Situation and characteristics
Santa Fe, capital of the state of New Mexico, lies on a tributary of the Rio Grande on the southwestern slopes of the very beautiful Sangre de Cristo Mountains. The town gains its particular atmosphere from the mingling of Indian, Spanish/Mexican and Anglo-American cultural influences. Its picturesque streets and lanes, low adobe houses, beautiful churches of the Spanish colonial period and profusion of Indian arts and crafts and contemporary art, combined with its agreeable dry mountain climate, have long attracted visitors. In the forest-covered mountain country round the town, where some mines are still being worked, there are a number of very attractive and interesting Indian pueblos.
During the last twenty years, too, excellent winter sports facilities have been developed in the Sangre de Cristo Mountains.
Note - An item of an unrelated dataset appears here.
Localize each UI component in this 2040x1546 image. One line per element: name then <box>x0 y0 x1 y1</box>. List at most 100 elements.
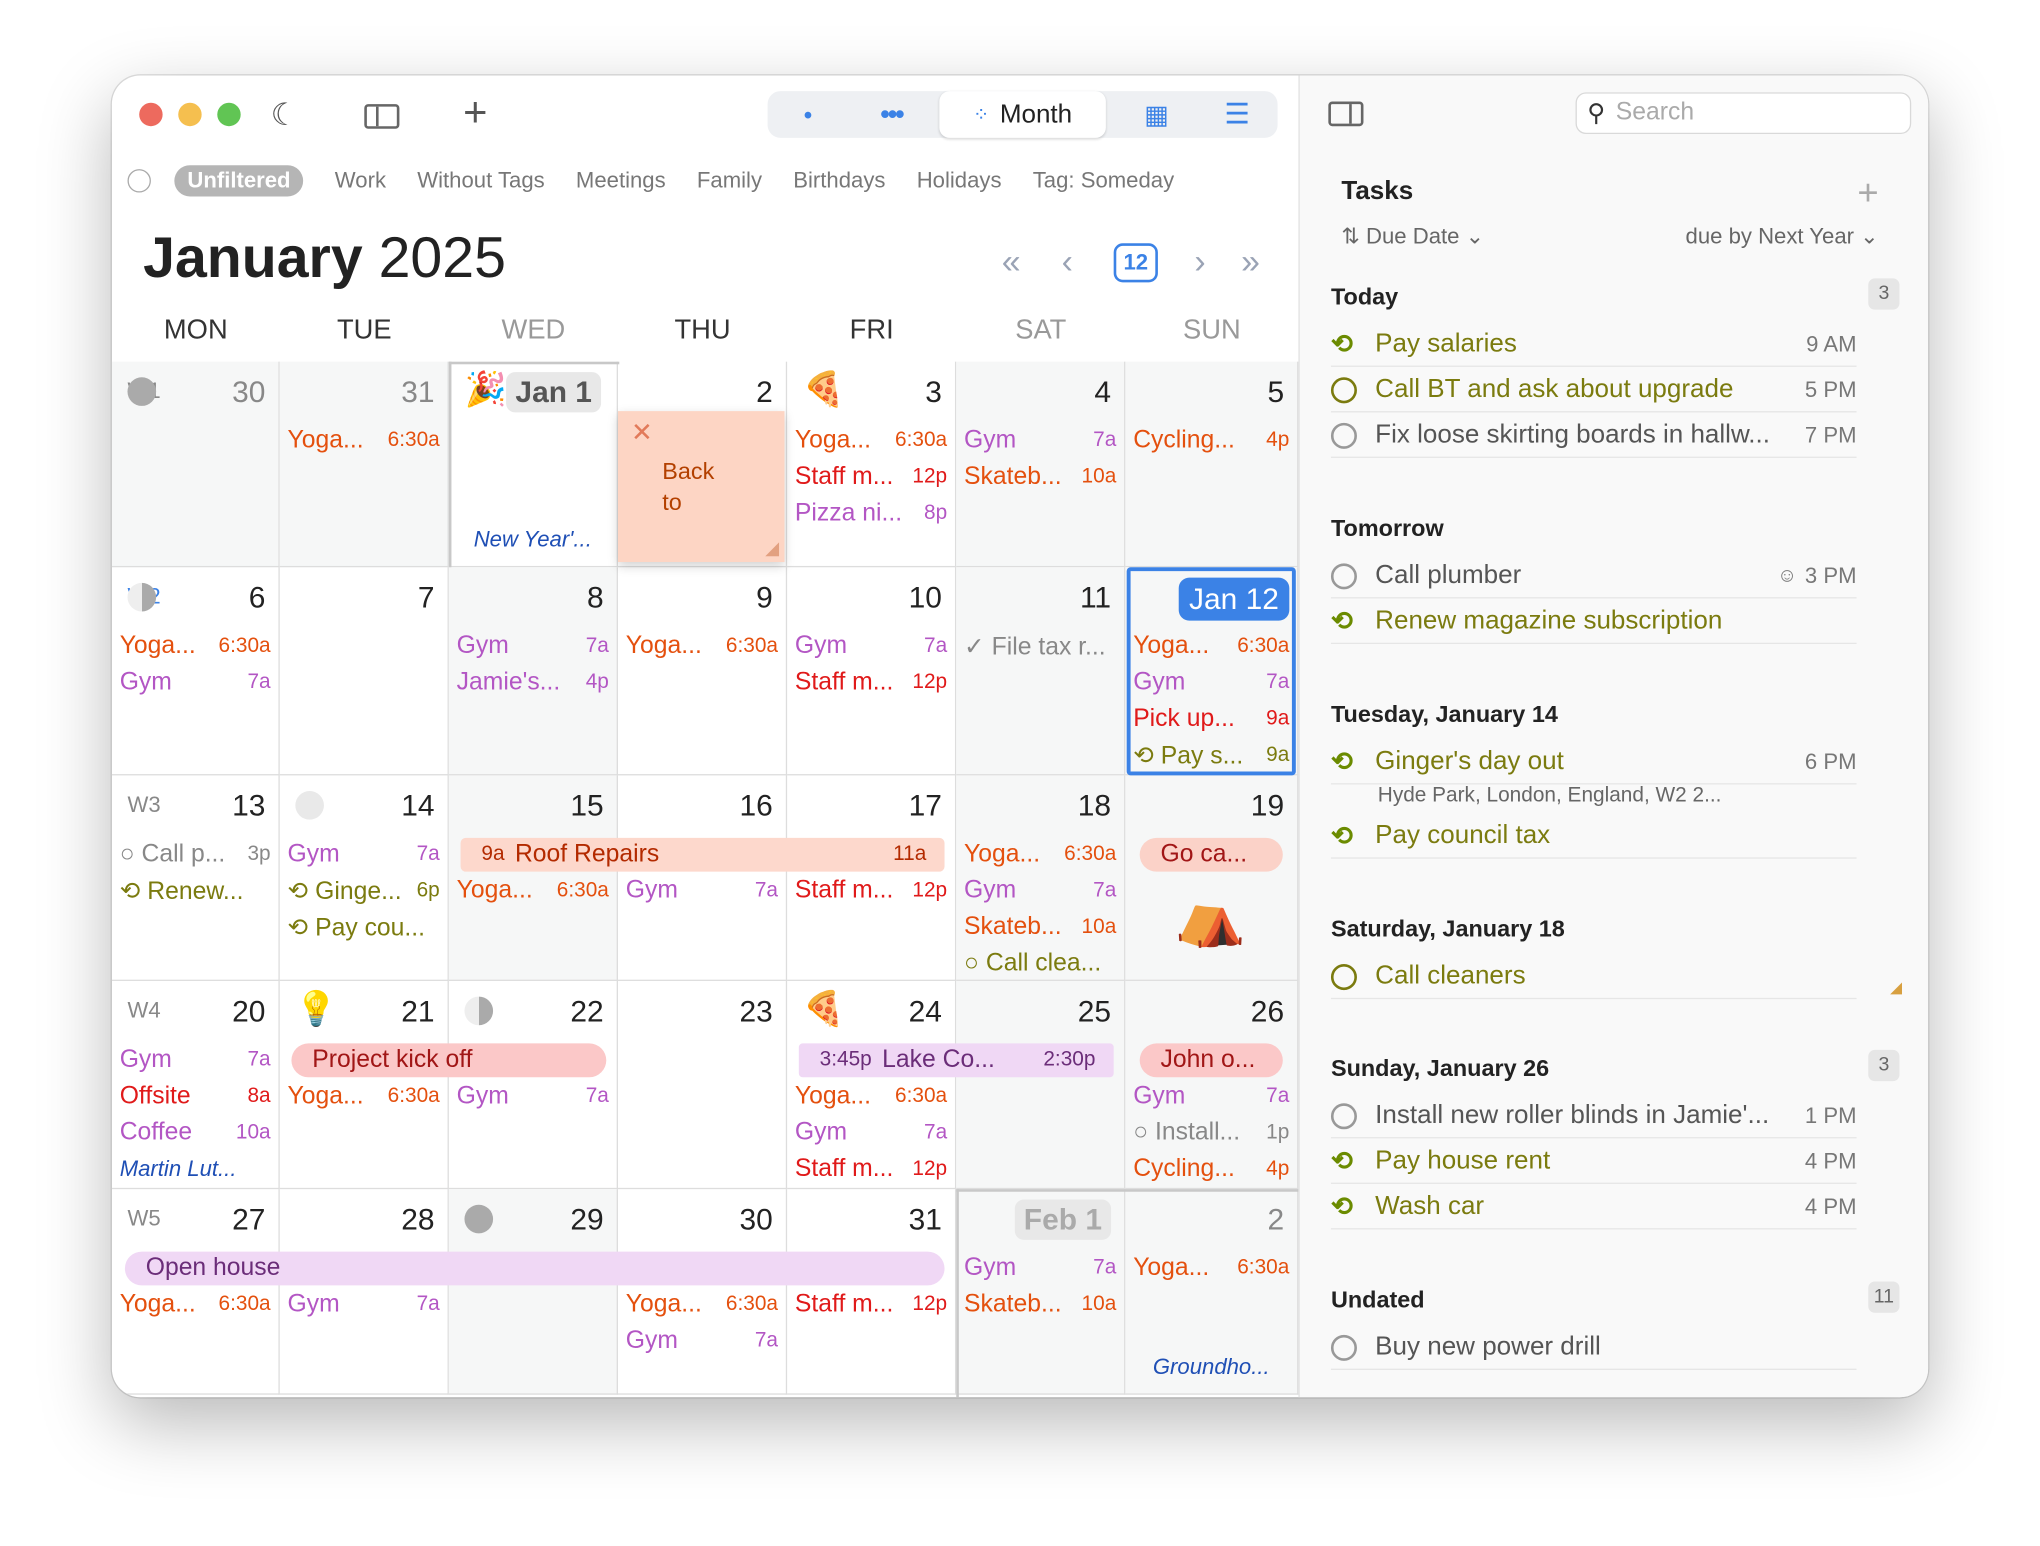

In 1542 the first Spaniards to come here found a populous Indian village. In 1609 they founded a town which became the religious and administrative center of the province of New Mexico. In 1680 the Spaniards were driven out by the Indians, but returned twelve years later. After Mexico broke away from Spain in 1821 Santa Fe remained capital of New Mexico and built up a lively trade with the Americans. The principal transport route was the Santa Fe Trail, which ran through the valley of the Rio Grande to reach the Missouri at Kansas City. Another important route was the Old Spanish Trail, which led to Los Angeles in California. In 1846, during the Spanish-Mexican War, Santa Fe fell to the United States without any serious fighting and later became capital of the U.S. territory of New Mexico. In 1862 the town fell briefly into the hands of the Confederates. The economy of the town and surrounding area was given a boost by the opening of the Santa Fe Railroad in 1880.